Il martirio è nel Dna del missionario. Promossa ogni anno dal Centro missionario dell’Archidiocesi di Perugia-Città della Pieve, la veglia ha avuto come momento centrale il ricordo dei 22 missionari uccisi nel 2021, ricordati ciascuno con il proprio nome da mons. Sbicca. «Il martirio è nel Dna del missionario» ha detto il sacerdote introducendo la veglia e ricordando le tre persone uccise in una notte quando lui era missionario in Burundi. Ma questa sera, ha aggiunto, «pregheremo anche per questa esperienza drammatica di questa maledetta guerra, pregheremo affinché i popoli trovino la pace».

La testimonianza. Altro momento centrale della Veglia, in cui si sono alternate letture bibliche con preghiere di intercessione, è stata la testimonianza video, introdotta da Elena di Perugia, sulla vita di uno dei 22 martiri: Nadia de Munari, di Vicenza, che aveva scelto di condividere la vita dei poveri in Perù lavorando come volontaria nelle realtà dell’Operazione Mato Grosso, e per questo conosciuta anche in Umbria. Negli ultimi anni Nadia era scesa dai villaggi della montagna peruviana per gestire sei asili nido che il vescovo mons. Ugo de Censi aveva voluto realizzare nel deserto dove vivono in estrema povertà i contadini, anch’essi scesi dalla montagna per cercare in città un lavoro e una vita migliore. Ma in pochi anni la città è passata da 80mila abitanti a 1milione e 200mila, con una forte espansione nel deserto dove non ci sono né acqua né servizi e le “case” non sono altro che pochi metri quadrati di deserto recintati con stuoie. Proprio lì gli asili accolgono e danno una educazione a bambini che altrimenti non avrebbero nulla. Nadia è morta a cinquant’anni in Perù, in ospedale, il 24 aprile 2021, a Nuevo Chimboté, due giorni dopo un’aggressione subita per rubarle il telefono di poco valore.

Il ricordo del cardinale.  Bassetti ha ringraziato tutti per l’impegno e per la partecipazione alla veglia, ed ha ricordato con emozione la prima volta che ha sentito parlare di Nadia de Munari. «Non ho conosciuto Nadia de Munari, ma quando morì ricevetti in Cei un gruppo di coloro che l’avevano conosciuta, persone che sono state anche i testimoni della sua vita davvero segnata dalla presenza del Signore.
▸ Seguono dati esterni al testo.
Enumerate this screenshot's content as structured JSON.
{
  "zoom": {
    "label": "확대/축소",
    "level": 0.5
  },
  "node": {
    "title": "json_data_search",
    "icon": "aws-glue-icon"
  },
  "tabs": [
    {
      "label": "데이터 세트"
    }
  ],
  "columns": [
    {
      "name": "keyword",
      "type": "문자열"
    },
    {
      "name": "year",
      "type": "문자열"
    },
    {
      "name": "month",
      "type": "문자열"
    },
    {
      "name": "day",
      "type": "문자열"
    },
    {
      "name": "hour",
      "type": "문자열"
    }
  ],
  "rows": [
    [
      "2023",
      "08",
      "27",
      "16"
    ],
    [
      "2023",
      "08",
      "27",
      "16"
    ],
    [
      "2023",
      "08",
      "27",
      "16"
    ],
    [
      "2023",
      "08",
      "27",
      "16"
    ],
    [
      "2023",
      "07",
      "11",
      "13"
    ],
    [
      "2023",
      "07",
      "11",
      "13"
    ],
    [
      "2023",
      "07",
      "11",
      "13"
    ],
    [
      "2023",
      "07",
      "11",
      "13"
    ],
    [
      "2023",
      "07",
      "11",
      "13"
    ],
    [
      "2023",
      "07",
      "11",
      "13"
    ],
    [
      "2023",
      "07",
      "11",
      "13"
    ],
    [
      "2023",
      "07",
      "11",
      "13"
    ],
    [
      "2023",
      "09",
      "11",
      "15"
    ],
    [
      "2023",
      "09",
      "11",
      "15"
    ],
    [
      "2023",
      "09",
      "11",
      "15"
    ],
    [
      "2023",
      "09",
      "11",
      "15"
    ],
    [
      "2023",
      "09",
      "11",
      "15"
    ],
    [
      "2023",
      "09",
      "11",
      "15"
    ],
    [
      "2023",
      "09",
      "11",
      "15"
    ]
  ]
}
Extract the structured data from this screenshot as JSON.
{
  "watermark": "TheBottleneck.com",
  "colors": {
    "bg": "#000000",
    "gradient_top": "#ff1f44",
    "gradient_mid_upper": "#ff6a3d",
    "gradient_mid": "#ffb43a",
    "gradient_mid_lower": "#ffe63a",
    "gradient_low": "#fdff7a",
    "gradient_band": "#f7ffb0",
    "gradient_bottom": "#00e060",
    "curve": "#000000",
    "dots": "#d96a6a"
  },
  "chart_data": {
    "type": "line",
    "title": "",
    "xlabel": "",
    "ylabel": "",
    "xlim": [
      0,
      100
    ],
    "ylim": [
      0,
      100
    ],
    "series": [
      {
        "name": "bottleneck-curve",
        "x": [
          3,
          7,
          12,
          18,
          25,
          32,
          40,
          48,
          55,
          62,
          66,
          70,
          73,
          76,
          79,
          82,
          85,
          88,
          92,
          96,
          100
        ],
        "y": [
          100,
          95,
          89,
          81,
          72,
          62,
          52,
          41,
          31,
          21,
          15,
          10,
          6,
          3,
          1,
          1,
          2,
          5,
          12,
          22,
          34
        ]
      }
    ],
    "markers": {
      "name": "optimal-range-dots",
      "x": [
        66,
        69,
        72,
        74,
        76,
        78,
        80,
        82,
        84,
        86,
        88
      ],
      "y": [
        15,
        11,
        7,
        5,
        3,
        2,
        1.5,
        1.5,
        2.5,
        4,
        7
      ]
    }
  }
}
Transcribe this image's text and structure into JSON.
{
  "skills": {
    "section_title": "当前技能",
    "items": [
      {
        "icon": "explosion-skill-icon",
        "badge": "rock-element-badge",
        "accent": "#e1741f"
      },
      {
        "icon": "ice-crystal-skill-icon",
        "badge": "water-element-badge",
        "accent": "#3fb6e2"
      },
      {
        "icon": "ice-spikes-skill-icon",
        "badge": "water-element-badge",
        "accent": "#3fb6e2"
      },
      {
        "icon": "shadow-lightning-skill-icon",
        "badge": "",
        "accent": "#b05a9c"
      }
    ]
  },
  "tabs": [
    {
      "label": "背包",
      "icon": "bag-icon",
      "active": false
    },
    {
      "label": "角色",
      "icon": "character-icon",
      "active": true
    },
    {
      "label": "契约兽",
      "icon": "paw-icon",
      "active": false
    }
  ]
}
La presenza di Dio nella nostra vita non ci toglie i problemi, anzi ce l’aumenta, umanamente parlando. Chi crede che il Signore sia un sonnifero per stare più tranquilli, ha sbagliato indirizzo, non è questa la vita cristiana, perché la vita cristiana è seguire Cristo e seguirlo in tutta la sua esperienza fino alla Croce, quindi fino al martirio che è sempre fecondo di vita. Per me fu un momento molto forte quella mattina in cui ascoltai le loro esperienze e stasera è stata una particolare emozione quando l’ho rivista nel filmato».

Il sangue dei martiri, il sangue di Cristo. Il cardinale ha proseguito ricordando un’altra sua esperienza definita, dallo stesso Bassetti, «forse ancora più drammatica per me. Una delle cose che mi ha impressionato di più nella mia vita è stata la visita in Sri Lanka a Colombo. Ero da poco presidente della Cei, e ci andai dopo che la mattina di Pasqua era avvenuto in tre chiese quel terribile eccidio con la morte di 285 persone. Le chiese erano ancora imbrattate di sangue e mi ha colpito particolarmente il volto di una Madonna tutto insanguinato. Si vedevano ancora i segni della devastazione e il martirio di quelle persone che a Pasqua erano lì a far festa per il Signore risorto. Quando la sera ho celebrato la messa, mi pareva di vedere dentro quel Calice consacrato non soltanto il sangue di Gesù, ma anche il sangue di tutti questi fratelli e sorelle innocenti».

La fede sia davvero contagiosa. «Noi siamo debitori nei loro confronti – ha commentato il cardinale avviandosi alla conclusione –. Il ricordo dei martiri nella Chiesa – che poi sono i martiri anche per tutta l’umanità – non si può mai risolvere soltanto in un ricordo, in una commemorazione, ma dobbiamo tener vivo che dopo Cristo, che ha dato per noi il suo sangue, c’è una serie infinita di uomini e di donne che per lo stesso motivo hanno pagato con la loro vita. Diceva Tertulliano: il sangue dei Martiri è il seme dei cristiani; quindi anche il seme della nostra fede, della nostra vita spirituale, della nostra testimonianza. Mi raccomando, testimoniamo con gioia la nostra fede, sia davvero una fede contagiosa la nostra».